After being forced to abandon proposed tax rises costing more than 346 billion shillings ($2.68 billion) in June due to fatal demonstrations, the East African nation’s administration, which has been grappling with significant debt, has been frantically seeking fresh funding.

The Finance Ministry’s public debt management office director general, Raphael Owino, told Reuters that the IMF’s October clearance of the seventh and eighth reviews, which opened the door for a $606 million loan tranche, had aided the ministry’s talks for more loans.

“The World Bank is coming on board, riding on the back of IMF receipts,” Owino said. “The AfDB is already on board.”
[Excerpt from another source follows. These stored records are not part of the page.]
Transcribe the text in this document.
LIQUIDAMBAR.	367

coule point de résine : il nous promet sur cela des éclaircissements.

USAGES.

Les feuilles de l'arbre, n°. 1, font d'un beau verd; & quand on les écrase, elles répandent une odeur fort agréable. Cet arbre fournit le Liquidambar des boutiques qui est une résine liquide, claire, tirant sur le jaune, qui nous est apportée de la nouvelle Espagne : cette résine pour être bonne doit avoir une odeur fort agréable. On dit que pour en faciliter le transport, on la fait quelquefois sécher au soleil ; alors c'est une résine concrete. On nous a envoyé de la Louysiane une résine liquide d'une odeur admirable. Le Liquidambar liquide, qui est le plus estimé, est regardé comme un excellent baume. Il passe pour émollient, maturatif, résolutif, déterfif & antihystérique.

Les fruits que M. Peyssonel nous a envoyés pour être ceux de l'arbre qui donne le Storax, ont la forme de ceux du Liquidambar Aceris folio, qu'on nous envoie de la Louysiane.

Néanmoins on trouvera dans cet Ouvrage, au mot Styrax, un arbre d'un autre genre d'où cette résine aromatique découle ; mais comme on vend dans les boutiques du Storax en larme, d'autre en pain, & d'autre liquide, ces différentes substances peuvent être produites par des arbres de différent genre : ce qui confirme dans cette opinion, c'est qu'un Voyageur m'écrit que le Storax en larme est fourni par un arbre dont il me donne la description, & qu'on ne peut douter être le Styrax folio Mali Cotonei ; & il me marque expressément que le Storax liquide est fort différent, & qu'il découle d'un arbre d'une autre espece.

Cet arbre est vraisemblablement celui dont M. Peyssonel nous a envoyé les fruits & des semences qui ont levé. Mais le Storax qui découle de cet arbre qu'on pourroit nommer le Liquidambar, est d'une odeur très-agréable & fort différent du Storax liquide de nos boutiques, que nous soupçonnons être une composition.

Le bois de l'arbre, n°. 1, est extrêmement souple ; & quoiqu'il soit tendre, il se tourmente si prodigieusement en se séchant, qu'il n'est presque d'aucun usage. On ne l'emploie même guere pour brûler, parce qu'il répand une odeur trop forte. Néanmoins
The discussions for more assistance, which came under the World Bank’s “Development Policy Operations” (DPO) with the government, were confirmed by a representative at the organization’s Kenya office.

“The amount of the current (loan) is yet to be determined. The amount will also depend on the implementation of the policy reforms agreed upon,” the spokesperson told Reuters, adding that past DPO loans averaged about $750 million.

In May, the World Bank approved the latest round of DPO loans, totalling $1.2 billion.

According to a statement made last month by Finance Minister John Mbadi, Kenya has set a foreign borrowing goal of 168 billion shillings for the fiscal year ending in June 2025.